Dix-neuvième année - Nouvelle édition. Les Hors-Textes de Tramezzinimag :

24 mars 2007

Albrecht, Leonardo et les autres

Dürer, on l'a vu, vint deux fois à Venise. Nombreux furent les artistes qui y sont venus, qui s'y sont installés et dont l’œuvre en a été changée. Léonard de Vinci travailla à Venise. on sait que le 3 mars 1500, il était chez le facteur d'orgue Lorenzo Gugnasco à qui il montra le portrait au fusain de la belle Isabelle d'Este qu'il venait de réaliser à Mantoue. Il était accompagné par son ami, le mathématicien Fra Luca Pacioli précurseur de la comptabilité moderne, qui était déjà relativement célèbre à Venise après un cours de géométrie qu'il donna dans l'église San Bartolomeo et qui attira de nombreux intellectuels de la ville. Son traité des proportions servit beaucoup à Léonard qui illustra l'édition vénitienne de ses œuvres. On a tellement de détails sur les journées de Léonard à Venise qu'on pourrait presque écrire le journal de sa vie vénitienne. Le vin bu en compagnie du Capitaine de galère Alvise Salomon, Provéditeur de San Marco qui se rendit célèbre dans la lutte contre les turcs qui expliqua à l'artiste ses théories de stratégie navale, le connétable de la République à de Ravennes Marco da Rimino, le chanoine des Sti apostoli, un certain Stefano Chigi, le juriste Antonio Frisi, garde des sceaux du doge, et le fameux Fra Giocondo archéologue et féru d'antiquités qui fut l'un des plus grands architectes civils et militaires de l'époque.

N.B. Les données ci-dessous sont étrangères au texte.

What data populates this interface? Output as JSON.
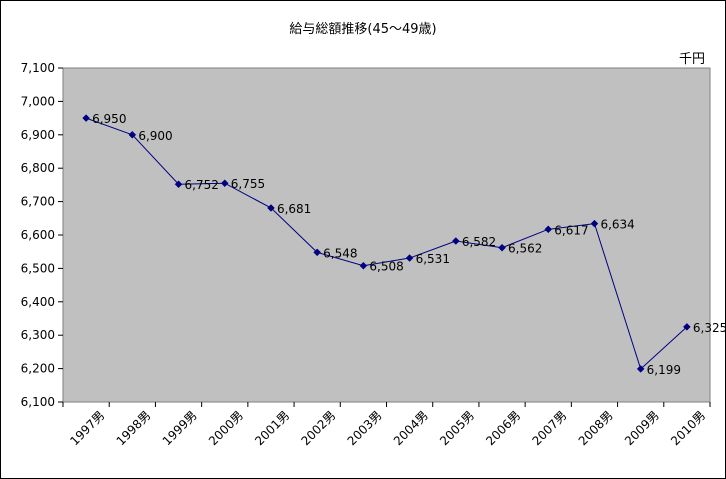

L'écrivain Diego Valeri a laissé un compte-rendu des séjours du peintre tellement détaillé qu'on croirait lire le scénario d'un film documentaire. Quelle période extraordinaire où les esprits les plus brillants du moment mettaient en commun leurs intuitions et leurs réflexions pour éclairer l'humanité. Le Sénat de Venise ne s'y trompait pas qui accueillait à bras ouverts ces jeunes savants, artistes, penseurs et philosophes qui en faisant sortir l'humanité de l'obscurantisme médiéval (cela serait à nuancer) pouvait servir les intérêts de la République.

 
C'est ce qu'exprime ce tableau représentant le célèbre moine mathématicienen train de travailler. Mystérieuse peinture dont on ne sait pas grand chose. Le jeune homme aux longs cheveux frisés et aux vêtements soignés passait pour être Léonard de Vinci au moment où les deux hommes livrèrent à l'éditeur les épreuves du fameux traité de mathématiques en même temps qu'ils donnaient des conférences révolutionnaires. Mais aujourd'hui puisqu'on est certain que l'auteur de ce tableau n'est autre que Jacopo da Barbari, le jeune homme au second plan est certainement Albrecht Dürer qui s'intéressa lui aussi aux travaux de Fra Pacioli. 
 
En revanche on s'accorde toujours pour dire que le volume en verre ou en mica au premier plan, appelé polyhèdre pour faire savant à mon tour, aurait été peint par Léonard de Vinci qui se rendit plusieurs fois dans l'atelier de Barbari. C'est d'ailleurs à Venise qu'il commença sa fameuse Sainte Anne avant de repartir pour Milan et Florence. 
 
On voit combien tout ce petit monde de la Renaissance évoluait ensemble, se stimulant par leurs travaux communs mais aussi leurs parties de plaisir. on imagine ainsi ces jeunes gens se promener en barque sur les canaux, rendre visite à leurs aînés dont ils venaient entendre l'enseignement, sachant faire les courtisans quand il le fallait parce que sans les grands, les puissants leur art, leur science, leur recherche n'étaient rien. Imaginez combien Venise devait être animée : les artistes dans leurs boutiques, les savants dans leurs salles d'étude, les imprimeurs devant leurs presses, les moines dans les bibliothèques recopiant les antiques et les riches marchands ramenant sans cesse de nouveaux documents, des pièces uniques d'archéologie, et les jeunes femmes séduites par tous ces beaux esprits qui participaient souvent aux réunions savantes et illuminaient les bals de leur rayonnante beauté.